Congratulations to Sally Pearson on An incredible career, spanning across 16 years. The Olympic, World and Commonwealth Champion was Undeniably an impressive competitor, a fearless champion, and a momentous role model for young athletes across Australia.

The sixth fastest hurdler in history, Sally Pearson (then McLellan) burst onto the scene in 2003 as a 16-year-old winning the World Youth 100m hurdles title. A month later she made her first Australian senior team and was part of the 4x100m relay team at the world championships in Paris.

At the 2006 Commonwealth Games in Melbourne Sally spectacularly fell during the 100m hurdles final. Despite being battered and bruised, she bravely turned up the following day and guided Australia to a bronze medal in the 4x100m relay.

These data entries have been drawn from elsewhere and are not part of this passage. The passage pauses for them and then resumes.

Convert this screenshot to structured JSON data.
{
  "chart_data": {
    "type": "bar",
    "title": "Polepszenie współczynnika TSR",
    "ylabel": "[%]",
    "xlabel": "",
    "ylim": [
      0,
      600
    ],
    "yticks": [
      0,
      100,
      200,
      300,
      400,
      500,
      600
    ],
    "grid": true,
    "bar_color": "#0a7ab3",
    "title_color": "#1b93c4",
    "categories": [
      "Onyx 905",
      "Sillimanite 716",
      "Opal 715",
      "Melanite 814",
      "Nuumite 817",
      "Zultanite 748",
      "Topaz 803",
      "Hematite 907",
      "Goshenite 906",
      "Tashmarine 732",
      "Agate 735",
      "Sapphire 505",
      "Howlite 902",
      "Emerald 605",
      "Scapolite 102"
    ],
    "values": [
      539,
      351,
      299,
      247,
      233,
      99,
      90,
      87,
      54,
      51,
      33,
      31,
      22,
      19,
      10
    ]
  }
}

In 2011 the Queenslander became the first Australian to be named the IAAF Female World Athlete of the Year. Her near-perfect results saw her claim 15 of the 16 100m hurdles races she competed in throughout that year, including the 2011 World Championship in a time of 12.28s.

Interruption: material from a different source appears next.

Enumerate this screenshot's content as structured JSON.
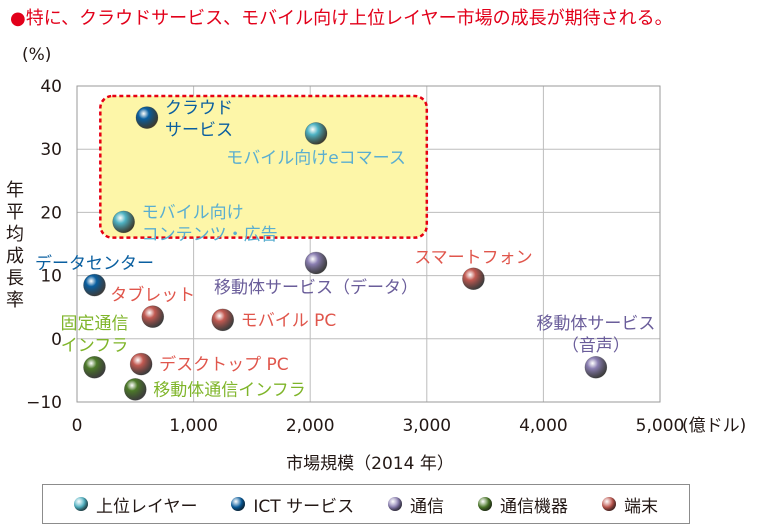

Sally Career highlights include;

  • Olympic Gold Medalist (2012 in 100m Hurdles)
  • Olympic Silver Medalist (2008 in 100m Hurdles)
  • Olympic Record holder (12.35 in 100m hurdles, set in 2012)
  • Oceania Area Record (12.28 in 100m Hurdles, set in 2011)
  • 2 x World Championships Gold medals (2011 & 2017 in 100m Hurdles)
  • World Indoor Championships gold medallist (2012 in 60m hurdles)
  • 2 x Commonwealth Games gold medals (2010 & 2014 in 100m hurdles)
  • 16-time Australian champion (100m, 200m and 100m hurdles)
  • Australian record holder (12.28 in 100m hurdles, set in 2011)

In a statement, Pearson said she had battled a “series of leg injuries, six in total” while preparing for next month’s world championships in Qatar.

“I have prided myself on always being on the start line, ready to win. I no longer believe I can achieve this,” she said.

“It is, therefore, with much regret that I have concluded that it is time to retire from this phase of my life and move on to the next.”

Thank you, Sally, and we wish you all the best for your future endeavours.